The state of biodiversity has been decreased worldwide, and the Finnish Wildlife Service organization Metsähallitus will contribute to solving the challenge. With support from the Nordic Council of Ministers, they will restore the entire watershed area around the Mätäsoja Stream in Finland.
“The establishment of protected areas alone is not enough, and in order to halt the loss of biodiversity, we need to be more ambitious in restoring nature,” says Antti Karppinen, leader of the Mätäsoja Stream and Watershed restoration project in Finland. It is Metsähallitus Wildlife Service Finland that is leading the project, that aims to promoting the region’s biodiversity and also mitigating climate change by removing carbon from the atmosphere and storing it in restored peatlands.

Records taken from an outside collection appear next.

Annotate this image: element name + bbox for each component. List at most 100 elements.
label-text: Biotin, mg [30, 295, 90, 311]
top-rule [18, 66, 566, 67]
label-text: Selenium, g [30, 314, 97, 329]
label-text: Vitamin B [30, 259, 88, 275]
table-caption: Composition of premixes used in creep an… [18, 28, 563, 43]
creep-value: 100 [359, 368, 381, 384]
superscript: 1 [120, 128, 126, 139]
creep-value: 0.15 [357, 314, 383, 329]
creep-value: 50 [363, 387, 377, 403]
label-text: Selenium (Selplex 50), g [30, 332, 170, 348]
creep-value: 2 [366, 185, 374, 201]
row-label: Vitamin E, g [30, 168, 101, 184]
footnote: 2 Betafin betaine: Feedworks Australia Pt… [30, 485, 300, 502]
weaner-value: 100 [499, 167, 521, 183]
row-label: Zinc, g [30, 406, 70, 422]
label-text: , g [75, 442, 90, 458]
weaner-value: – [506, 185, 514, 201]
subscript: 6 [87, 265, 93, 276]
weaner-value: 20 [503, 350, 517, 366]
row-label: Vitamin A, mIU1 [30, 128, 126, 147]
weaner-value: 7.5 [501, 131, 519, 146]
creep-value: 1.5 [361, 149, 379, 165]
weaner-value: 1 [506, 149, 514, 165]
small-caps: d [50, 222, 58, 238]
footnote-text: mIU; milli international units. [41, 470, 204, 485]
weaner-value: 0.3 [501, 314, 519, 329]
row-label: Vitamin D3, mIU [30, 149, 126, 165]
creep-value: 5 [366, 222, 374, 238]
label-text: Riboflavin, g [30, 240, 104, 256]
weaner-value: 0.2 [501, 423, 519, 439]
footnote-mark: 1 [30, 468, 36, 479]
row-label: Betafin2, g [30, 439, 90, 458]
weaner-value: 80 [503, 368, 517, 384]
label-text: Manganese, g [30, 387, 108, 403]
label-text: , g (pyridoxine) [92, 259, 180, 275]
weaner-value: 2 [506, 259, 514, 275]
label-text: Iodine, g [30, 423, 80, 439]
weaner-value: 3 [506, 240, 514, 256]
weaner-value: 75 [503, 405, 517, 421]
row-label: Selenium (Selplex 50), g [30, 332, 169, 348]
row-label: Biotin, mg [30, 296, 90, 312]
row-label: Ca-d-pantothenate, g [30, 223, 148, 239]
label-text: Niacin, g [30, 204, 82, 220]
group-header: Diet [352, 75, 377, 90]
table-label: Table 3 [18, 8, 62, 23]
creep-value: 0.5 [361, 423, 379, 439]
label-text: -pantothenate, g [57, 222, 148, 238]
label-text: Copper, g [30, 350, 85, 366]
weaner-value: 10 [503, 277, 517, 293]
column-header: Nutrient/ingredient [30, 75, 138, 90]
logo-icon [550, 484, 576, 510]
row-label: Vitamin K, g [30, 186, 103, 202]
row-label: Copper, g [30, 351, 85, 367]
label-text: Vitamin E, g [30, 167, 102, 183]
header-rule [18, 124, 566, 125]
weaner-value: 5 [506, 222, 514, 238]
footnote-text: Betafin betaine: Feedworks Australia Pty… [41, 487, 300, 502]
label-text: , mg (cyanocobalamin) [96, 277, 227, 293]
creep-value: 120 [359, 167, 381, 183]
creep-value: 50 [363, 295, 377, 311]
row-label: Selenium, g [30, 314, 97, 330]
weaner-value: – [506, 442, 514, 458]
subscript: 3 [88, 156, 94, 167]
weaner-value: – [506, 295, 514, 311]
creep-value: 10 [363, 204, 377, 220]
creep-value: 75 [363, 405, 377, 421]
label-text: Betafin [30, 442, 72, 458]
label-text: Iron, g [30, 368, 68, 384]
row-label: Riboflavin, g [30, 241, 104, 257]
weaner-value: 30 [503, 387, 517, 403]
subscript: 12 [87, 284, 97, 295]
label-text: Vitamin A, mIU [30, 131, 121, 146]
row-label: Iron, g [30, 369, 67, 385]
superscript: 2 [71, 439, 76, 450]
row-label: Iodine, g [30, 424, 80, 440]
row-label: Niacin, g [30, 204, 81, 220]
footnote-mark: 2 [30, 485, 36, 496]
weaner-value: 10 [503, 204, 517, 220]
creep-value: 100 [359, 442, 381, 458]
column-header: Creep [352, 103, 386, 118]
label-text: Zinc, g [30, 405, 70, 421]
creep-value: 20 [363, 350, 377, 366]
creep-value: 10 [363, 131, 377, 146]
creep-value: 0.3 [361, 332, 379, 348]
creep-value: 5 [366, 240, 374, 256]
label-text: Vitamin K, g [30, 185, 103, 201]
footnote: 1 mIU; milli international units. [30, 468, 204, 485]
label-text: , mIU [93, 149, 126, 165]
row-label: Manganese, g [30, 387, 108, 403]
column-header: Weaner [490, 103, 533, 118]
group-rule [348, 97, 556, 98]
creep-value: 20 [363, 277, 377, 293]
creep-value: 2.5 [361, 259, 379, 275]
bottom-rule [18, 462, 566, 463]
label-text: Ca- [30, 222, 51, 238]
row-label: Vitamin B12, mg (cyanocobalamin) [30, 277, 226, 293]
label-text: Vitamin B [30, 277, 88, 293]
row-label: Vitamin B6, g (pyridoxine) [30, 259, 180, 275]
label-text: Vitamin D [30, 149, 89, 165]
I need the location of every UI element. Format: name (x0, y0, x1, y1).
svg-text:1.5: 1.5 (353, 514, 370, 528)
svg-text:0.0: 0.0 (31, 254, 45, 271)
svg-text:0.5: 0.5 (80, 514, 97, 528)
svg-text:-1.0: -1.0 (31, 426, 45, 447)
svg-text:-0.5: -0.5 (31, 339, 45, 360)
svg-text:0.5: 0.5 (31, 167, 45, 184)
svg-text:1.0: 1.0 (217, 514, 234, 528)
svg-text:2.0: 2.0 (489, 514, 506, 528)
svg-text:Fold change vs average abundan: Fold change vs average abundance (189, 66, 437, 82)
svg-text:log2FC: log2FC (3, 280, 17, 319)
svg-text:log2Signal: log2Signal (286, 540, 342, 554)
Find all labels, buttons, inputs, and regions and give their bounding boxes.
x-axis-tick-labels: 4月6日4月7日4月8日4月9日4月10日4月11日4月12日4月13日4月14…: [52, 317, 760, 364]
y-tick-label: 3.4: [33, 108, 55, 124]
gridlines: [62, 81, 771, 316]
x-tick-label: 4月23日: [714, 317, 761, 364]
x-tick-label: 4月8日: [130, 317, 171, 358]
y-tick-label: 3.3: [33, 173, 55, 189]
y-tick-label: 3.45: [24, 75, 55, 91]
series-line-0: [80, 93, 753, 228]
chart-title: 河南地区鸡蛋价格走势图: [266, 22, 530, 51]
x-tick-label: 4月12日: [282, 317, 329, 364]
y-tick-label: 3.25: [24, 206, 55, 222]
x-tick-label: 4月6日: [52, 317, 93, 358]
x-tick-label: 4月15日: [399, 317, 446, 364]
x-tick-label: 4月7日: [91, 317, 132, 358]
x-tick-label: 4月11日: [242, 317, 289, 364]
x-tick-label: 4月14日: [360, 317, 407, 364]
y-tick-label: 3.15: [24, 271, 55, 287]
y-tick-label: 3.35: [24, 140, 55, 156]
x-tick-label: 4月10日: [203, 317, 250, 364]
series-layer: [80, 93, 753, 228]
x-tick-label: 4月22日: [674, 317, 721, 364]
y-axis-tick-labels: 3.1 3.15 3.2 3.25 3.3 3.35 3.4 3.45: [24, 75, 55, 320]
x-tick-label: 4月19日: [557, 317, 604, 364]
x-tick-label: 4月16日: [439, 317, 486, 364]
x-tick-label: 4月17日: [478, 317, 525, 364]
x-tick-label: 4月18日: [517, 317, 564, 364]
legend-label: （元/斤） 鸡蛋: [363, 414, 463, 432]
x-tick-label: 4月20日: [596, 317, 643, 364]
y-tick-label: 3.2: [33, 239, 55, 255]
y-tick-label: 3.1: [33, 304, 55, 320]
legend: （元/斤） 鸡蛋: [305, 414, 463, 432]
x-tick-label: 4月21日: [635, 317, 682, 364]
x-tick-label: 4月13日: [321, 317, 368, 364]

Restoration work covering the entire watershed area of the stream in Finland has not been carried out much before. New information on the effects of nature-based solutions (peatland and stream restorations) during the project will be obtained through co-operation between Metsähallitus and the University of Oulu. I addition, the project will improve the network of protected areas as the areas to be restored would become part of the regional-ecological network. The project will also develop the sustainable managements of forestry land, as restoration will promote the natural values and the same time utilize ecological renewable energy for industrial needs. The project activities will achieve locally important ecosystem service benefits and improve opportunities for recreational use of the area’s nature.
The project started earlier this year and will run until the end of 2024. The funding from the Nordic council of Ministers is DKK 499.000.